Research Project - 2024
Developed a semantic segmentation model using a Siamese U-Net CNN architecture to analyze multispectral satellite imagery (13-band). Trained on the Onera Satellite Change Detection dataset, the model achieved an Intersection over Union (IoU) score of over 85% in detecting urban changes. Data augmentation techniques and optimization using dice loss and IoU loss functions were applied to improve model performance.
Personal Project - 2021
This project involved the construction of a hybrid deep learning model that combined Long Short-Term Memory (LSTM) and Convolutional Neural Network (CNN) architectures. The model was trained on the GTZAN dataset, using spectrogram features and Mel Frequency Cepstral Coefficients (MFCCs), to classify music genres. Implemented and trained both Convolutional Neural Network and Long Short-Term Memory models. The CNN achieved a test accuracy of 88.9%, while the LSTM attained 94.1% classification accuracy.
Personal Project - 2019
Implemented the NeuroEvolution of Augmenting Topologies (NEAT) algorithm from scratch in Python as described in the original research paper and applied it to the Flappy Bird game as a test use case. The implementation consistently converged to valid solutions across all 100 independent runs on the XOR classification benchmark.

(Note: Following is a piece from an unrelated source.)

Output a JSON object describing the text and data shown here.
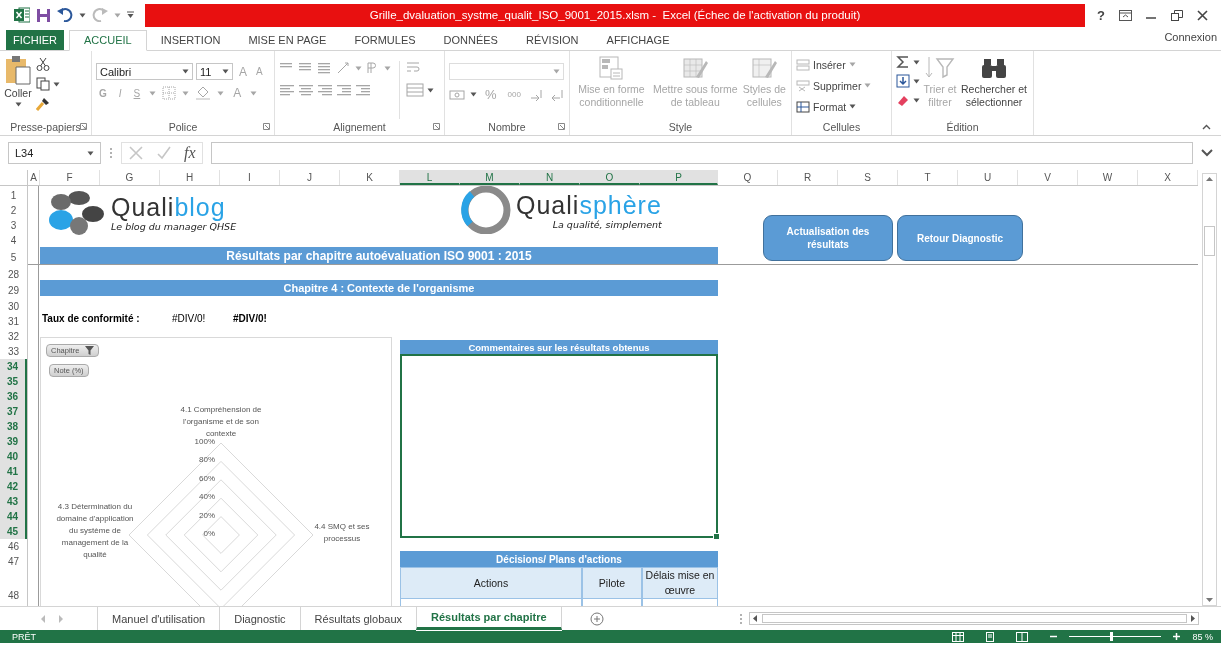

In 40% of the runs, the evolved networks achieved topologically minimal optimal solutions, averaging 1.85 hidden nodes per network, 22% fewer than the baseline reported in the original NEAT publication.
Global Game Jam - 2020
Developed for the Oculus Rift S during the Global Game Jam 2020, "STUCK" is a virtual reality game that allows players to manipulate time and space to alter the outcomes of their actions. Set in an infinite, psychedelic tunnel, players must rectify the consequences of their choices by rewinding and replaying pivotal moments. The game allows players to rewind and replay critical moments to pass levels.
Internship Project - 2019
During an internship project, I developed a seamless stereoscopic portal teleportation system for virtual reality, compatible with both HTC Vive and Oculus Rift S. The project focused on providing seamless movement and enhanced immersion in virtual reality environments through a portal teleportation mechanic, inspired by the videogame "Portal,".
Brackyes Game Jam - 2020
Developed during the Brackeys Game Jam 2020, this 3D Unity game allows players to see enemies on rewinding CCTV footage after their character dies. Players must track the enemies' positions and defeat them on the next attempt, combining spatial awareness and strategic timing. The game challenges players to rely on memory and observation skills.
Manomotion Game Jam - 2020
Developed for the Manomotion Game Jam, "Sock Puppet" is a mobile augmented reality game where players use hand gestures to control the movement of a virtual character. The game provides real-time hand tracking to create a gesture-based gameplay for an interactive AR experience.